The movement among English Catholics toward private prayer in the vernacular came roughly a century before Protestantism. John Mirk, author of well received pastoral manuals, urged priests to encourage private prayer in English:
Yet, the production of uniform texts in the vernacular suffered greatly for fear by translators that they would be associated with the Lollard heresy -- a sort of pre-Protestantism preached by John Wycliffe, which insisted on the use of an English language Bible, to be interpreted each man for himself. (Wycliffe also denied the apostolic succession, transubstantiation, and the Sacraments -- his followers were sometimes even more radical.)
The standard texts, used more or less unchanged even today by English speaking Catholics and Anglicans were issued by Henry VIII in 1541, eight years after Henry's schism from the Catholic Church. They show the influence of the unauthorized translation of William Tyndale, which was issued around the time of the schism:
Both the Catholic Douai Rheims translation of 1581 and the Protestant King James version of 1611 are more faithful to the Latin:
Nonetheless, King Henry's text has endured with only a word or two changed -- from "Our Father which art in heaven," and from "thy will be done in earth...." Certainly, the idea of "forgiving trespassers" adequately reflects what our Lord had in mind.
The ending of the Glory be... as "world without end," seems to this writer to be a case of poor translation from the Latin -- a confusion of the word "sǽcula (ages)" with "secular" or "worldly" -- a confusion aided, perhaps, by our contrast of things "temporal or worldly" with things "eternal or heavenly" -- but so commonly used that it is just accepted as an idiomatic usage.

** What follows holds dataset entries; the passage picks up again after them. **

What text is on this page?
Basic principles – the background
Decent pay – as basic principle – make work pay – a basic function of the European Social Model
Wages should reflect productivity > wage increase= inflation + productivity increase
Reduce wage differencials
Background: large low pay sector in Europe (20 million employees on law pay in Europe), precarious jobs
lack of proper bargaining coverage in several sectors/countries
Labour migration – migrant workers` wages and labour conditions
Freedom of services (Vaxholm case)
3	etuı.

Roget's Thesaurus (1995) has an entry for it:
World without end:
Quality or state of having no end: ceaselessness, endlessness, eternality, eternalness, eternity, everlastingness, perpetuity.
Enduring for all time: amaranthine, ceaseless, endless, eternal, everlasting, immortal, never-ending, perpetual, unending. Archaic : eterne.4
Both the Douai-Rheims and King James versions use the phrase "world without end" to translate, for example, the end of the third chapter of Saint Paul's Epistle to the Ephesians. But the Vulgate Latin is "in omnes generatiónes sǽculi sæculórum," while the Greek has "τας γενεας του αιωονος των αιωονων." The phrase in the Doxology is heard throughout the Mass as "per ómnia sǽcula sæculórum, and would be more literally translated into English as "through all ages of ages," or, perhaps as "for eons of eons" if one wanted to retain the "flavor" of the Greek.

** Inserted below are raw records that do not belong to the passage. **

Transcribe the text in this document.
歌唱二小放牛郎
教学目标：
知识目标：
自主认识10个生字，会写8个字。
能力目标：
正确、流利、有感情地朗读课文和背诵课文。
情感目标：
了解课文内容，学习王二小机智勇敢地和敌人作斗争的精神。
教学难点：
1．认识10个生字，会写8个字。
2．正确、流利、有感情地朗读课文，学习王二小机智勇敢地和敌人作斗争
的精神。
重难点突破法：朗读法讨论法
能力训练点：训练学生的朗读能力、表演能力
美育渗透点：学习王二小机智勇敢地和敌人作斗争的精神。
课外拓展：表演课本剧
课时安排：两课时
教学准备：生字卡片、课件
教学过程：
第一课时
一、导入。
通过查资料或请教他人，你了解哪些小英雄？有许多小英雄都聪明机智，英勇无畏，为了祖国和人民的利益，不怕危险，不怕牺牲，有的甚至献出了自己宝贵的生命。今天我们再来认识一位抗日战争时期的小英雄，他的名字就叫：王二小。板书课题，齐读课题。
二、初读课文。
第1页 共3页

But we surely don't need any more liturgical change in our lives, and "world without end" will probably remain with English speaking Catholics for a long time to come.
Referring to the Third Person of the Trinity as the Holy Ghost is a beneficial quirk of the English language. In Latin and its derivative languages, "spiritus" or something like it is used to denote "the spirit," "the soul," "something spiritual," "the spirit of," "pride," "courage," "inspirations," and so forth. It is also used for "the breath," for in the ancient world, "spiration" or its absence was the only reliable test for life or death; of the soul being present or departed.
English has many of its words from Latin, but it also has riches of Germanic origin. The Germanic "geist" means many of the same things as the Latin "spiritus." English uses both roots, using "ghost" to refer specifically to the person -- the soul of a deceased person, or, with a capital "G," to the Third Divine Person. When the meaning is more general -- as in "the Spirit of God moved over the waters" or in "the spirit of holiness" or even in the "spirit of the law," English uses the Latin root.
One could make the case that English speaking Catholics could give up the "geist" and make use of the Latin root exclusively, but given the long term usage such a move could only lead to confusion.